1. Describe what Unspent Transaction Outputs (UTXO) are.
Unspent Transaction Outputs are old outputs received from previous transactions which you can use as inputs to spend in new transactions. As an example, if you bought a $7 chair using a $10 bill, you would usually receive $3 back as change. Those unspent $3 are similar to the Unspent Transaction Outputs of a cryptocurrency transaction.
2. What would happen if you don’t have any single UTXO that is large enough to cover for your transaction?
When you make a transaction, your wallet checks the blockchain and adds up all of the UTXOs that have been sent to your private key. If you don’t have any single UTXO that is large enough for your transaction, your wallet combines UTXOs until the total inputs are enough to cover your send request.
The combined inputs go through the transaction, and the outputs plus the miner fees are equal to the original inputs. The outputs are now the new UTXOs of the addresses that received it. The recipients can now take those UTXOs and use them as inputs for another transaction.
3. How would a bitcoin wallet specify the transaction fee when creating a transaction?
a) You can choose the transaction fee yourself - larger fees mean faster transactions, but are more expensive.
b) Usually the wallet will choose the fee that will get your transaction into the blockchain fast enough.

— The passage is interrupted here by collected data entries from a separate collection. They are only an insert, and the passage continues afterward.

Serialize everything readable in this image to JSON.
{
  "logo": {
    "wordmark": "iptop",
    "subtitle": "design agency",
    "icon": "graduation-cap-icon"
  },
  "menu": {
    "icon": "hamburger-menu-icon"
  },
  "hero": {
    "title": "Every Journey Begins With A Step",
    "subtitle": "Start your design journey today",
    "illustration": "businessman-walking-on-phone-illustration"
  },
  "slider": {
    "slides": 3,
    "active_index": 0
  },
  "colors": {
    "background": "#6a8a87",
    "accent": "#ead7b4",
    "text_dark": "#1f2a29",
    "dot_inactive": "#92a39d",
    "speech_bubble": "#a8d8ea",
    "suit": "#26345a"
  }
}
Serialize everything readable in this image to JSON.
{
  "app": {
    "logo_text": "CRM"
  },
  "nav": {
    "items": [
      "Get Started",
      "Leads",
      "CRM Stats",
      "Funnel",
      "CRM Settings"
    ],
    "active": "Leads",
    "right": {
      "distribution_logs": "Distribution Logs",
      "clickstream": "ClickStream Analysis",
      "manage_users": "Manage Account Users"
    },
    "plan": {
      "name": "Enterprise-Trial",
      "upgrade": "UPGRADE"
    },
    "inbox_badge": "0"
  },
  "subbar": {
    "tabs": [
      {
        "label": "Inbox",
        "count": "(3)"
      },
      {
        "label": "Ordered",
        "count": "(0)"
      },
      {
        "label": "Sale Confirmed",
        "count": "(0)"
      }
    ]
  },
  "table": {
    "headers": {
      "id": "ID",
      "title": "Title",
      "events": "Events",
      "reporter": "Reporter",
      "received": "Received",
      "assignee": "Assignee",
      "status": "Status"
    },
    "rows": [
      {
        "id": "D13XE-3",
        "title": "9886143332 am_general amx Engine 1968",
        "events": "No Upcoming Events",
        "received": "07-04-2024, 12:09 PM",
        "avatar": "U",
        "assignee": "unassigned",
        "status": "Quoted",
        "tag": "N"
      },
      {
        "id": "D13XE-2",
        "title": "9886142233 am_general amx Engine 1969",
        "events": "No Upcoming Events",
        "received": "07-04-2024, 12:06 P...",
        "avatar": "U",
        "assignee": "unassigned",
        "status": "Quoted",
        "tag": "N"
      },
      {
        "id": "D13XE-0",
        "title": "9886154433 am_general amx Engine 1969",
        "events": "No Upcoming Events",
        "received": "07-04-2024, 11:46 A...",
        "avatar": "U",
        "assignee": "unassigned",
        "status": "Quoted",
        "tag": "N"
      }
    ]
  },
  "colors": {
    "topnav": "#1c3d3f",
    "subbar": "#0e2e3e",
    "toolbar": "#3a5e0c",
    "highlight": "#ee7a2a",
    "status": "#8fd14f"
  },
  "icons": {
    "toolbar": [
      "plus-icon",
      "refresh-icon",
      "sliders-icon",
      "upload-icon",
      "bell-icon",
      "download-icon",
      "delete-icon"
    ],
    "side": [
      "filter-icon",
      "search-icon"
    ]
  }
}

The miners can choose which transactions to include in the block based on the transaction fees attached to them, so when I say that the wallet chooses the fee, I mean that it looks at the amount most likely to be accepted by miners based on the fees of the previous transactions that have already been mined.
P.S. Transaction fee = (input - output)
4. How could you use the notion of transaction inputs and outputs to increase privacy in your transaction?
You can generate new public keys for the same wallet, and send it to yourself. An outsider would look at the transaction and wouldn’t be able to tell if you sent it to someone else, or to yourself using a different receiving address.
Basically, if you use new receiving addresses each time, it would be very difficult to find out that it was you receiving those UTXOs all along.